Tip #3: Geraldo, wearing sunglasses while inside a building is never a good idea, even if they do have pink lenses. (Personal note: I think these are darling.) But wearing them in the bathroom is an even worse idea, unless they are prescription transition lenses, but that would mean you came in from outdoors, and before they could even adjust to indoor lighting, you bee-lined into the bathroom, got naked and took a picture. Either scenario is pretty much a lose-lose.
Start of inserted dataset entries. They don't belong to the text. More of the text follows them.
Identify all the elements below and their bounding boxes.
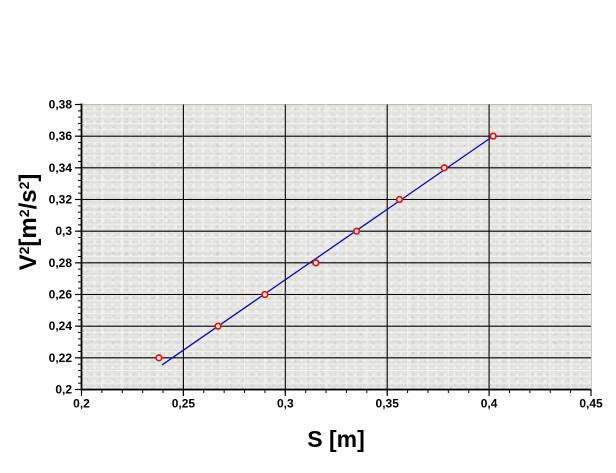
- x-tick-label: 0,2: [73, 397, 90, 411]
- x-tick-label: 0,4: [481, 397, 498, 411]
- y-tick-label: 0,26: [49, 288, 73, 302]
- data-point-marker: [312, 259, 320, 267]
- y-axis-title-part: ]: [15, 173, 42, 182]
- y-tick-label: 0,34: [49, 161, 73, 175]
- x-tick-label: 0,3: [277, 397, 294, 411]
- y-axis-title: V2[m2/s2]: [15, 174, 43, 271]
- y-tick-label: 0,22: [49, 351, 73, 365]
- y-tick-label: 0,24: [49, 319, 73, 333]
- x-tick-label: 0,35: [376, 397, 400, 411]
- y-tick-label: 0,32: [49, 193, 73, 207]
- y-tick-label: 0,36: [49, 129, 73, 143]
- y-axis-title-part: /s: [15, 189, 42, 210]
- x-tick-label: 0,25: [172, 397, 196, 411]
- plot-area: [81, 104, 592, 391]
- y-tick-label: 0,28: [49, 256, 73, 270]
- y-axis-title-sup: 2: [16, 209, 32, 218]
- y-tick-label: 0,2: [55, 383, 72, 397]
- data-point-marker: [155, 354, 163, 362]
- y-axis-title-part: V: [15, 254, 42, 271]
- data-point-marker: [261, 290, 269, 299]
- data-point-marker: [395, 195, 404, 204]
- y-tick-label: 0,38: [49, 98, 73, 112]
- data-point-marker: [352, 227, 361, 235]
- y-axis-title-part: [m: [15, 217, 42, 247]
- data-point-marker: [489, 132, 497, 140]
- x-axis-title: S [m]: [307, 426, 365, 452]
- y-axis-title-sup: 2: [16, 181, 32, 190]
- x-tick-label: 0,45: [579, 397, 603, 411]
- data-point-marker: [214, 322, 222, 330]
- data-point-marker: [440, 164, 448, 172]
- y-axis-title-sup: 2: [16, 246, 32, 255]
- y-tick-label: 0,3: [55, 224, 72, 238]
Tip #4: Light flare. This was actually a very nice, unexpected touch. A blown out bathroom window is kind of artsy, although a little more of the window would have created a nice contrast with the sunburn on your chest. Just something to keep in mind.
The final pointer is that of the white towel. Its strategic placement right below the pubic bone makes it a tease towel, which is very “Magic Mike” of you. I suppose we all owe you a debt of gratitude that you didn’t use a hand towel or a washcloth to hide “your thunder.”
Did any of this help? I sure hope so. I can not impress upon you enough, Geraldo, that when the urge hits you to do another half-naked selfie, fight the urge. Remember, there are much better ways you can be using your time and journalistic experience. After all, Al Capone’s vault is still out there.